New York’s Tax Dollars New York City’s tax revenue from March through August fell by $1.2 billion, or 3.5%, from a year earlier, a smaller decline than expected, as property tax growth helped offset a sharp decline in sales-tax receipts because of the coronavirus pandemic. Property taxes, the city’s largest single revenue source, rose 3.9% to $16.3 billion, according to a weekly economic and fiscal outlook from city Comptroller Scott Stringer. Sales taxes plummeted 23.2% or $918 million after the coronavirus shuttered thousands of shops, restaurants and dimmed the lights on Broadway. Personal income tax, the city’s second-biggest revenue generator, fell by almost $500 million, or 7.2%. That means Federal income taxes in NYC will drop too. While bad for NY, it also implies challenges for other states who are beneficiaries of billions of re-distributed federal tax dollars from NY.

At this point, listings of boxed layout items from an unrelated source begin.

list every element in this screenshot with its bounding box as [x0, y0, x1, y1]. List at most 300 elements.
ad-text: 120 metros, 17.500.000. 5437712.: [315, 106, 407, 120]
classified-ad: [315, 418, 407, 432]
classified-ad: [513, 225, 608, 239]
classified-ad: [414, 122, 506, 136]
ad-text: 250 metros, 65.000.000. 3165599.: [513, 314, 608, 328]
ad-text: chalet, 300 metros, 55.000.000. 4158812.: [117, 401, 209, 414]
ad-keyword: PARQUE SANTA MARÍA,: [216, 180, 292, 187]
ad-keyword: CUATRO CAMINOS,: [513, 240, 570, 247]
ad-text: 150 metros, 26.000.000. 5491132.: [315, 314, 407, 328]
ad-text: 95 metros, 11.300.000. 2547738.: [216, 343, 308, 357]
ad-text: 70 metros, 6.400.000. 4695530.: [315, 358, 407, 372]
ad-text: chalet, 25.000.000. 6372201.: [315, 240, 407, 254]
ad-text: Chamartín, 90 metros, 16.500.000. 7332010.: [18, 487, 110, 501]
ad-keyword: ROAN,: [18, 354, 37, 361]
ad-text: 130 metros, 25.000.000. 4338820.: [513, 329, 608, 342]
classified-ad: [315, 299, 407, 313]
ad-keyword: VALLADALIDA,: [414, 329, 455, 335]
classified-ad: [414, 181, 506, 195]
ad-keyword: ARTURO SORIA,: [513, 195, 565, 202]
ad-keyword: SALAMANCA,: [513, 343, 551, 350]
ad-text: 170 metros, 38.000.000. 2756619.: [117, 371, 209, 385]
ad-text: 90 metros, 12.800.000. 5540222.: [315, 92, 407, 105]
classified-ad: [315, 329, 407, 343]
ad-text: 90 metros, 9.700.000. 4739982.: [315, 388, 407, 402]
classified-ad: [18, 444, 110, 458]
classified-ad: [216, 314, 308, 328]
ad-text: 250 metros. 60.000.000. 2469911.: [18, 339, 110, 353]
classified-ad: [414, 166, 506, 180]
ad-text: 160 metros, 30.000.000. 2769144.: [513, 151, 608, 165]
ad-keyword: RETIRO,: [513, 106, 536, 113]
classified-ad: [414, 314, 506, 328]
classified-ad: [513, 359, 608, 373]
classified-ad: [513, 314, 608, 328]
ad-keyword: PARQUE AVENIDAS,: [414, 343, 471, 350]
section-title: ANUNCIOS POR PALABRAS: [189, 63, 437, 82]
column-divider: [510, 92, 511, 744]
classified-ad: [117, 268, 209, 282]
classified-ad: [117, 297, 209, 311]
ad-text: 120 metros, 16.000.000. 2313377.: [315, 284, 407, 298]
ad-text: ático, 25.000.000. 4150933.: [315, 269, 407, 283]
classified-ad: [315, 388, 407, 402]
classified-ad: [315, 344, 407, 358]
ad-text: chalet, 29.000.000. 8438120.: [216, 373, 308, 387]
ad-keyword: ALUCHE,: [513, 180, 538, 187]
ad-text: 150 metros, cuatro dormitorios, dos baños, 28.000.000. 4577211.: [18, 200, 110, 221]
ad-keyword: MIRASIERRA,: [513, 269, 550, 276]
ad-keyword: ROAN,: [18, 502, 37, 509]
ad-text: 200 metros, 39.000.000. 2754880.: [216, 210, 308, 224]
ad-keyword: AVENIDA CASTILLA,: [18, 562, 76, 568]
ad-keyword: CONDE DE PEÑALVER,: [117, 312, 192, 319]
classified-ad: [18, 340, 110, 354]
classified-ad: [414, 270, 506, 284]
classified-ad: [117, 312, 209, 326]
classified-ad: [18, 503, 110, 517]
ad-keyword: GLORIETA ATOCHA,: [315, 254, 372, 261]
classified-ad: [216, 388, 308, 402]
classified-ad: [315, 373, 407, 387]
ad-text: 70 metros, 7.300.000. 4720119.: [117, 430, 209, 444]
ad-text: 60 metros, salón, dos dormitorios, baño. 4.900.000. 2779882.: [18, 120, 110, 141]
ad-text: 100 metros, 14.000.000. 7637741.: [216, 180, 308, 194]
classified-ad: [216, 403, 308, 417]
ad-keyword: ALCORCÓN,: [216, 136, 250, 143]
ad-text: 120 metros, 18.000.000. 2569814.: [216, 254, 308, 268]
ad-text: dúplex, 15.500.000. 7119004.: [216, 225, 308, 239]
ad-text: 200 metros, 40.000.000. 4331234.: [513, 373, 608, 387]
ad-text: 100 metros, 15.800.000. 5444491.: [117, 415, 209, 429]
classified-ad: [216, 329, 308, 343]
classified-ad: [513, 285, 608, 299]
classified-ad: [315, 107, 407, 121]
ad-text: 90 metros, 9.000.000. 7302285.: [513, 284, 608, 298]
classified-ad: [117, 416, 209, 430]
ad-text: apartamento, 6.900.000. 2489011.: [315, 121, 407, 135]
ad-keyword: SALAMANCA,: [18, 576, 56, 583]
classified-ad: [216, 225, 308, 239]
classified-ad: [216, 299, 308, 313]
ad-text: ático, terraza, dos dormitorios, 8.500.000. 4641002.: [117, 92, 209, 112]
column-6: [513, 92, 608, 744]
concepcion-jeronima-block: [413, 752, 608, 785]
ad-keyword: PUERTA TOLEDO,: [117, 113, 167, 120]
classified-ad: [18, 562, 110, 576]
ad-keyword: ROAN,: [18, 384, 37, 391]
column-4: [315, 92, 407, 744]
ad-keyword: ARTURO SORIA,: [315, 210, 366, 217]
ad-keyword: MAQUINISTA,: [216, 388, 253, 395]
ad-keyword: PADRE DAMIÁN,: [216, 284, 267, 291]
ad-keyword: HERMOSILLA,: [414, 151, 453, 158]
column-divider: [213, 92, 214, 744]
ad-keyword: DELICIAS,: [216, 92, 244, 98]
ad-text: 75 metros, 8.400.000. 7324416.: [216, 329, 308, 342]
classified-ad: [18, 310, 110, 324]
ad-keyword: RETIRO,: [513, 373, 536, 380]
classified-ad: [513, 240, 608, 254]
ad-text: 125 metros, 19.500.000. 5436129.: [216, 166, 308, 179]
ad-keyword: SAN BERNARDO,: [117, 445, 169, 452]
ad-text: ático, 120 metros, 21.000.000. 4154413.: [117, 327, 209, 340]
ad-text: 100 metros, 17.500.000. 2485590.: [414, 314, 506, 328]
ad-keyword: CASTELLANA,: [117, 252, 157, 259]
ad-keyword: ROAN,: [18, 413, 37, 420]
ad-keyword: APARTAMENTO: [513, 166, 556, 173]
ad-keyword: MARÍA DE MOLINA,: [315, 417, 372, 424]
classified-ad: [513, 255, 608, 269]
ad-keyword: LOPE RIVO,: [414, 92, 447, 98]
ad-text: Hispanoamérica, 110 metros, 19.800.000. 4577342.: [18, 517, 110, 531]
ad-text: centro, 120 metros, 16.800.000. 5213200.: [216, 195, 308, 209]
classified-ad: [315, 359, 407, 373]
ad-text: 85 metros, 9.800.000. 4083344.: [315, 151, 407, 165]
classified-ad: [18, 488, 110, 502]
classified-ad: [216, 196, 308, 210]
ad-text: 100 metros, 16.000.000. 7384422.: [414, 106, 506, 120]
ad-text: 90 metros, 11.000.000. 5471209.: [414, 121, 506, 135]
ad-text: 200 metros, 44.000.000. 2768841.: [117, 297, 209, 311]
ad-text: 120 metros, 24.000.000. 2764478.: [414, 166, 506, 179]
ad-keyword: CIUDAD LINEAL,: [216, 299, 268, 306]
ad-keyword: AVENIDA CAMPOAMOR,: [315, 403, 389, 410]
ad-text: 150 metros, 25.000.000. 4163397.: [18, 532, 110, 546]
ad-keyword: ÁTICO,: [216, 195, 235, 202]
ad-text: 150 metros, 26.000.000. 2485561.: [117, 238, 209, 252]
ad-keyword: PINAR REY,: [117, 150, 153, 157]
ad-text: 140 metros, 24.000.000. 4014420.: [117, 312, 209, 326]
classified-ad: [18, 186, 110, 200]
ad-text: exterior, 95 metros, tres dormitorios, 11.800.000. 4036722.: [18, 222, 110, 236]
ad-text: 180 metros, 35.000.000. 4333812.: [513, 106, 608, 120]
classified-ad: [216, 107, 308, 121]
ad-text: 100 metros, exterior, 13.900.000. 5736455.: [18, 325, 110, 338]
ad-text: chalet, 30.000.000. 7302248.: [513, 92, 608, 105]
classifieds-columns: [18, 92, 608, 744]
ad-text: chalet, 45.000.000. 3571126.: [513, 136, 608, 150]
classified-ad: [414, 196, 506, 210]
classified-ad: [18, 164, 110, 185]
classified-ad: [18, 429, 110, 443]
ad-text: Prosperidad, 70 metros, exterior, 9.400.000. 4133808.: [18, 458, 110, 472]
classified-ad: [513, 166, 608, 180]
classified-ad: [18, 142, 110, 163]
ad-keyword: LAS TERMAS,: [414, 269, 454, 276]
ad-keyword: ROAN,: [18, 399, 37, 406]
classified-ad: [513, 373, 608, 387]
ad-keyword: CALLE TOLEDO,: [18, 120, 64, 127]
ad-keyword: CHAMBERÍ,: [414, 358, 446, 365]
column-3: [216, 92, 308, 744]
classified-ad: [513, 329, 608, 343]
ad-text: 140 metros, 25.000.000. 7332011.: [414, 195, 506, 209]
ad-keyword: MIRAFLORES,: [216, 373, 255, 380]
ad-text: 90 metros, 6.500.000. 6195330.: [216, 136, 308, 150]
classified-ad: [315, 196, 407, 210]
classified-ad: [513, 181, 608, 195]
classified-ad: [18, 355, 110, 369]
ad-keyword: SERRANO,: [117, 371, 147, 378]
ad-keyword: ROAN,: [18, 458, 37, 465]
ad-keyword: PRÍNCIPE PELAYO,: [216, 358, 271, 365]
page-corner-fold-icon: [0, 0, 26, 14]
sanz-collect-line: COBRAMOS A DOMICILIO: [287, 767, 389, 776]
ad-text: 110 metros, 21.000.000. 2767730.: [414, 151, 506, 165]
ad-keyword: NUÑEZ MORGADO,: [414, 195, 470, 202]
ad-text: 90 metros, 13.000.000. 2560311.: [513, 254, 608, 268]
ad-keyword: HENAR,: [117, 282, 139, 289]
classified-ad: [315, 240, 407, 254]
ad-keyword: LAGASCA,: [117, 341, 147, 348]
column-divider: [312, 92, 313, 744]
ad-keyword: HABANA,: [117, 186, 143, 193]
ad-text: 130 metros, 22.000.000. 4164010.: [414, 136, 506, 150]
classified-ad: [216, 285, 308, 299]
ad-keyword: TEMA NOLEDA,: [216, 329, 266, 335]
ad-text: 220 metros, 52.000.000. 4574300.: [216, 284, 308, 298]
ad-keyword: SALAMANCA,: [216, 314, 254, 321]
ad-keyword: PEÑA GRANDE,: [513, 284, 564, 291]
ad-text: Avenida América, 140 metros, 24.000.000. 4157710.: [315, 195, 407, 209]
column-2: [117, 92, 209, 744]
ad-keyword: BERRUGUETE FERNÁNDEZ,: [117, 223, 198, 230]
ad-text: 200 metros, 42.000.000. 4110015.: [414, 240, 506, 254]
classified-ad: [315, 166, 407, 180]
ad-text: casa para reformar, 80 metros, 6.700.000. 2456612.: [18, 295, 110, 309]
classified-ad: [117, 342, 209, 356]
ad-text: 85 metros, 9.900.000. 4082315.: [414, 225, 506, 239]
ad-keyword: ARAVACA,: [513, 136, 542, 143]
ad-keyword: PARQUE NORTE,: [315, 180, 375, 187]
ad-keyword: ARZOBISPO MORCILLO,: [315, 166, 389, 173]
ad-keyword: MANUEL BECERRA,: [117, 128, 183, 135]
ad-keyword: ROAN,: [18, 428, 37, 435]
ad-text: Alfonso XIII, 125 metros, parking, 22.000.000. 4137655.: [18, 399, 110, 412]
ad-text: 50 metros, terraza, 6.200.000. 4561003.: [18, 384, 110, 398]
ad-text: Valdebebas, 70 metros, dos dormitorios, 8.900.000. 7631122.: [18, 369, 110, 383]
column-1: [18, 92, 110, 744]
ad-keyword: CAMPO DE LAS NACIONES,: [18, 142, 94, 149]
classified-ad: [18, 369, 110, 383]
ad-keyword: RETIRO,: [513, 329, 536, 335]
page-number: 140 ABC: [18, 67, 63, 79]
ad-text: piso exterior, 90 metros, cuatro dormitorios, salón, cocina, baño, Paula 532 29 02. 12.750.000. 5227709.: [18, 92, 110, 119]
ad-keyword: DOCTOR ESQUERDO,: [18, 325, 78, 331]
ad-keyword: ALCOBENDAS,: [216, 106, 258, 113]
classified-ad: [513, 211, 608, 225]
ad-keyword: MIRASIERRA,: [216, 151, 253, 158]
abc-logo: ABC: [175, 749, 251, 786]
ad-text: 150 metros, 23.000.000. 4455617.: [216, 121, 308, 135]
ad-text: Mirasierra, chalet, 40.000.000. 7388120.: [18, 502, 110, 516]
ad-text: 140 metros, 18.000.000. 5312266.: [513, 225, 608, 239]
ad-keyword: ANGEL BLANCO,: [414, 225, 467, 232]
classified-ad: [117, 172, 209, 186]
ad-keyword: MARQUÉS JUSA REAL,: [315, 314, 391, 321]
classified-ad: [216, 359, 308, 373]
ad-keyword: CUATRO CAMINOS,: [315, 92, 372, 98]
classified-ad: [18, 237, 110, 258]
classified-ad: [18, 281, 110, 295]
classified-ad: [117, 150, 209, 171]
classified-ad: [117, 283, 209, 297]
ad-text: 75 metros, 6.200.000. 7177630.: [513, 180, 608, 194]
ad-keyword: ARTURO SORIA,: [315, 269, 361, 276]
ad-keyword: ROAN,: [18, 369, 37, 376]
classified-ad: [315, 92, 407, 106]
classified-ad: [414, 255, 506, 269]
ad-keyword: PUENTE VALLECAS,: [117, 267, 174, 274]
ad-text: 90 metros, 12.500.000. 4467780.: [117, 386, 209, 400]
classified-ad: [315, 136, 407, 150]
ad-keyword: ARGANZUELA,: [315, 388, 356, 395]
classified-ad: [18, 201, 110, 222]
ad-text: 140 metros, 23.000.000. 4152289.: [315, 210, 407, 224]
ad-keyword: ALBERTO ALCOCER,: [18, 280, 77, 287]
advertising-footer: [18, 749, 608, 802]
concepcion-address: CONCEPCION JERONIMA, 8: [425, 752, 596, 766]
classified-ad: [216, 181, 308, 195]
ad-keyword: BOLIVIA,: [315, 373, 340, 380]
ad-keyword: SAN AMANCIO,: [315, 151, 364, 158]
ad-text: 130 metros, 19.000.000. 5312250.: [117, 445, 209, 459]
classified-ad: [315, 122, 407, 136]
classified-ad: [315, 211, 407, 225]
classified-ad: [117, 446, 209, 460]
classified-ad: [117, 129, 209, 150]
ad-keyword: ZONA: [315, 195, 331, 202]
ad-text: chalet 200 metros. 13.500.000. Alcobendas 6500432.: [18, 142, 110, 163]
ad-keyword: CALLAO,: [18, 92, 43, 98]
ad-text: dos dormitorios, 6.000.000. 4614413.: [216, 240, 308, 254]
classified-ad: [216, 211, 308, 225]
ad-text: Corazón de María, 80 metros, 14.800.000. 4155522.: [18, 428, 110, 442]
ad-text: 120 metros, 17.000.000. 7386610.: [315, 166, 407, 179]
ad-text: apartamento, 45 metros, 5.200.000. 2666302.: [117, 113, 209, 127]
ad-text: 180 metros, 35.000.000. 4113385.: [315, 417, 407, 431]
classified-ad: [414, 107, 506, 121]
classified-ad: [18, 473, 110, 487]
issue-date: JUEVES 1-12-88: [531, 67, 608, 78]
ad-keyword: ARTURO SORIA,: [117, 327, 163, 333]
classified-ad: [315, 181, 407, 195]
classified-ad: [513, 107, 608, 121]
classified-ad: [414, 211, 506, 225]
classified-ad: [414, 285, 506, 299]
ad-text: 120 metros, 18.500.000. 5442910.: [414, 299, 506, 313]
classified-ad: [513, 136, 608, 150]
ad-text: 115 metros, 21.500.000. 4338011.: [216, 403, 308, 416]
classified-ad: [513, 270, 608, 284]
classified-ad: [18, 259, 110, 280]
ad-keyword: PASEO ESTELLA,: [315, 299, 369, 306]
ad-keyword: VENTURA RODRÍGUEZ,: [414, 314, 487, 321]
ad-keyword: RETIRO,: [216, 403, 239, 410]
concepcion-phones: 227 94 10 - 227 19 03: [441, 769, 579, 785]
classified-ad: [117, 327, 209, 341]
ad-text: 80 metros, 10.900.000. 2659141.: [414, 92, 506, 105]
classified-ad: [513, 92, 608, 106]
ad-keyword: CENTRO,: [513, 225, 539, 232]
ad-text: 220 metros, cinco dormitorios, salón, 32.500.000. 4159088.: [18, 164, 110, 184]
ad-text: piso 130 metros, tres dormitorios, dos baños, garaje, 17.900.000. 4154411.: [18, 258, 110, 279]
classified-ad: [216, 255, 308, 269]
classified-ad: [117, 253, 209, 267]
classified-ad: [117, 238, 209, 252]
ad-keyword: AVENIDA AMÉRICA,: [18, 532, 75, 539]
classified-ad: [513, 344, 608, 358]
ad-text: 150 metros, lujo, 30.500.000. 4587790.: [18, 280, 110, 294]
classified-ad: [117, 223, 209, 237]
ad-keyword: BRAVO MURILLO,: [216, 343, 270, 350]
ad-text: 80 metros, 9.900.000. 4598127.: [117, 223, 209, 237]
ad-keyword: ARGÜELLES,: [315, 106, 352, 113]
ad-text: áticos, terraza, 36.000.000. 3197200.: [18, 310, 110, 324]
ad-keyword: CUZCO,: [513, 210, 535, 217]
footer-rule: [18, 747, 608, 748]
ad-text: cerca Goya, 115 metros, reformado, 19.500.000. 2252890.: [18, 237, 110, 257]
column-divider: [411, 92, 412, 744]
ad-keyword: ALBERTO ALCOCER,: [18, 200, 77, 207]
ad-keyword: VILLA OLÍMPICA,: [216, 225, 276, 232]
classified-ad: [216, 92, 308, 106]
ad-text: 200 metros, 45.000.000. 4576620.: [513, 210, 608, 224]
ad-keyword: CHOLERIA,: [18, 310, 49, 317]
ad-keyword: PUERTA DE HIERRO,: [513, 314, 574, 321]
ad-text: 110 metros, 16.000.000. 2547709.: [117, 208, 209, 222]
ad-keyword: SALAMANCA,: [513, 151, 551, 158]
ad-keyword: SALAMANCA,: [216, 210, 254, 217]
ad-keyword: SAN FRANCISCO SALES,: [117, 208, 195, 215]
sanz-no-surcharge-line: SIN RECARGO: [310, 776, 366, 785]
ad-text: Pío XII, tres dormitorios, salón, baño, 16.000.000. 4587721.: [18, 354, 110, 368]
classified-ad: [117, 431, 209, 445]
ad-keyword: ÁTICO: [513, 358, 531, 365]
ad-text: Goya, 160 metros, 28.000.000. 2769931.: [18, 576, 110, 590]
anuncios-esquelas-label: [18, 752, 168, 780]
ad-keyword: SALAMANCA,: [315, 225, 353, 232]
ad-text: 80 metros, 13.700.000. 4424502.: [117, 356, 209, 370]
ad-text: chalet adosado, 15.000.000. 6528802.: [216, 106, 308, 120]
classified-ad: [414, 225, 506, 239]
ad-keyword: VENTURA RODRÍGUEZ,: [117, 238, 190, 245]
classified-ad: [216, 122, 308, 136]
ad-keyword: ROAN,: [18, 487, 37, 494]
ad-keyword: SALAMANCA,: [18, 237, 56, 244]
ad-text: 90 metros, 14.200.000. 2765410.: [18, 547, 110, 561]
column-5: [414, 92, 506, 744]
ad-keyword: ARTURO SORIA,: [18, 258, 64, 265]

Rental Market The number of empty rental apartments in Manhattan nearly tripled compared with last year, according to a report from Miller Samuel. The inventory of empty units, which rose to 15,000 in August, is the largest ever recorded since data started being collected 14 years ago, the report said. On average, landlords were offering 1.9 months of free rent to new renters in August. The weakest segment of the rental market is the lower end, for one bedrooms and studios, partly a result of the pandemic’s greater impact on lower earners.
Q3 Sales Market Listing inventory soared in the third quarter as the number of sales in the borough dropped by nearly half compared to the same period last year. It marked the second consecutive quarter that inventory rose. Closed sales in Manhattan fell 46% year-over-year to 1,375, compared to 2,562 a year earlier. That’s the sharpest drop in deals since the second quarter of 2009.